N. Şenli’nin gittiği ikinci özel poliklinik, 125 milyon liralık tedavi yapmaya razı olmuştur; tabii tedavi denebilirse. Bu para, ön kontrollere ve anesteziye yetmediğinden hasta doğrudan canından olacağı kürtaj masasına yatırılmıştır. Kim ne derse desin, bu doktor yeni liberal mantığa göre en doğrusunu yapmıştır. Çünkü yeni liberal sağlık anlayışına göre, “hasta iyileştirilecek insan değil yolunacak müşteridir.” Ona bu aklı buyuran da, şimdi kendisi hakkında soruşturma yürüten ve yasadışı bir atamayla İstanbul İl Sağlık Müdürlüğüne getirilen AKP’li Erman Tuncer’dir. Bakın Erman Tuncer ne demiş: “Sağlık Müdürü Erman Tuncer, hastanelerin çoğalmasının rekabeti tetikleyeceğini; rekabetin de kalite ve ucuzluğu doğuracağını söylüyor. Tuncer, dünyanın her yerinde sağlık hizmetliğinin pahalı olduğunu ifade ederek, “Politikamız özelleştirme, yerelleşme ve sivilleşmedir. Yani, sivil kitle örgütlerinin sağlığa destek olması, yerel yönetimlerle problem çözme ve özelden hizmet satın alarak sağlığa katkı sağlamak” diyor.” O, tabii geleceği Recep Akdağ’ın iki dudağı arasında olan bir mevkii sahibi olarak AKP’nin sağlıkta dönüşüm programının propagandasını yapmakla meşgul sadece…

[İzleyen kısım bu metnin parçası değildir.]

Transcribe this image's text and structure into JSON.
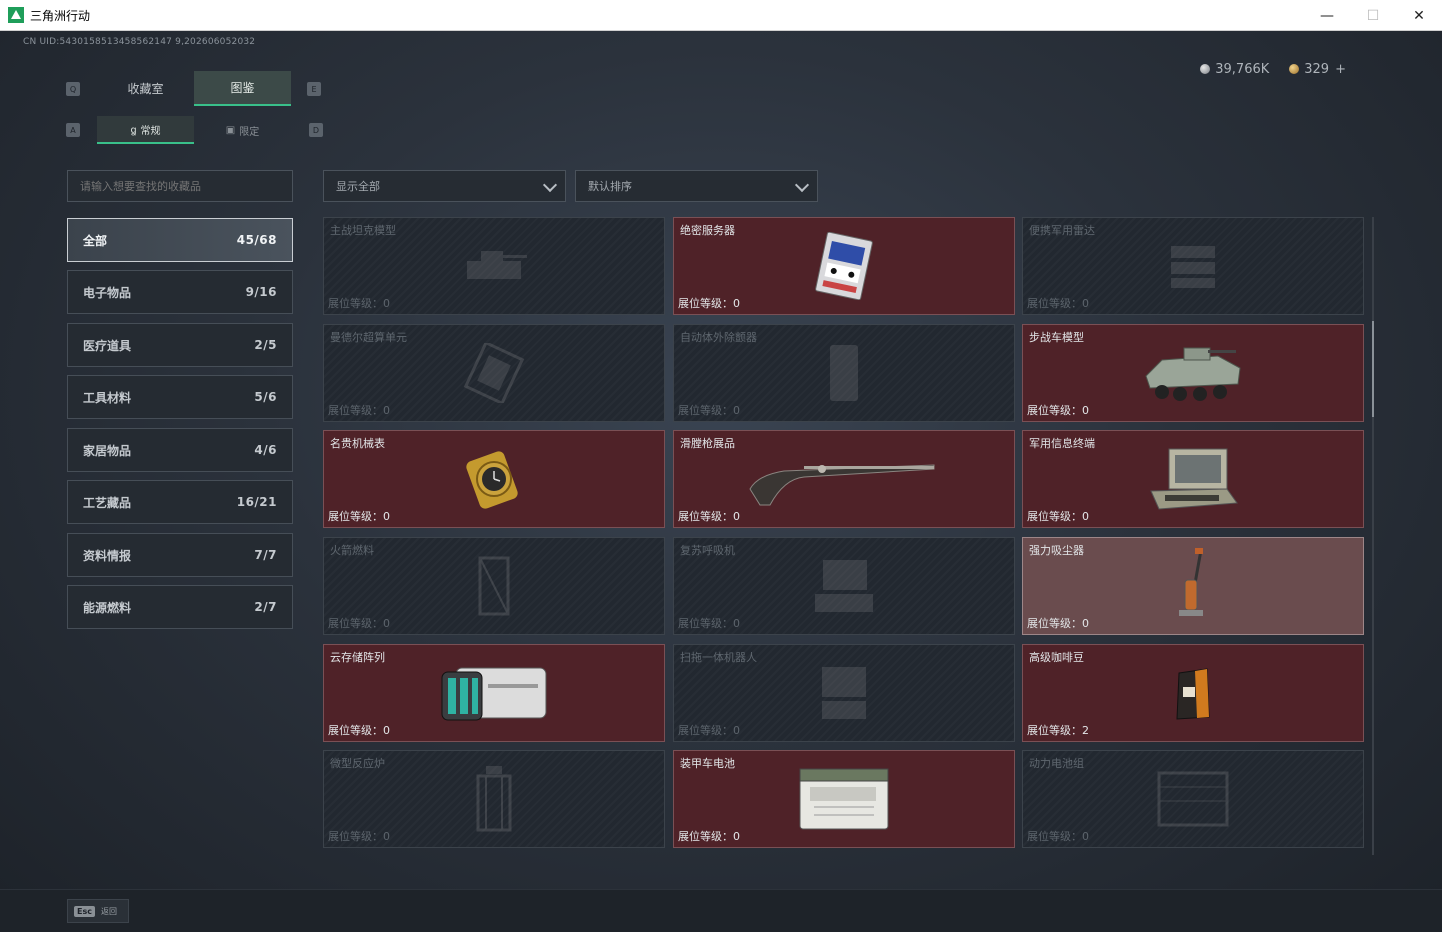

N. Şenli, iyileşmek için gittiği üç sağlık kurumunun sonuncusundan ambulansla kurtarıldı ve geri çevrildiği Haydarpaşa Numune Hastanesi’ne götürüldü. Hastane yönetimi “nereden çıktı yine bu kadın” dedi mi bilemiyoruz ama N. Şenli yine bir özel hastaneye gönderilmiş ve iki gün boyunca bitkisel hayatta kaldıktan sonra ölen bir müşteri olarak kayda geçmiştir.
N. Şenli’nin katilini gördünüz mü? Bir polisiye öykü klişesine başvurarak söyleyelim; “Katil uşaktır”. Katil, emperyalist kurumların ve büyük sermayenin isteklerini yerine getiren en iyi uşak olduğunu ispatlamak için çırpınan, N. Şenli’nin ölümünde payı olduğu görülen tüm uygulamaları sağlık politikası haline getiren AKP iktidarıdır.
Bir dönem devrimcilerin kurtarılmış bölgesi diye bilinen 1 Mayıs Mahallesi’nden kalkan bu cenaze, umarım, içimizde yarattığı öfke kadar, yeni liberal politikalar karşısında geliştirilecek bir sağlık hakkı mücadelesinin devrimci içeriğini kavramamıza da yardımcı olmuştur.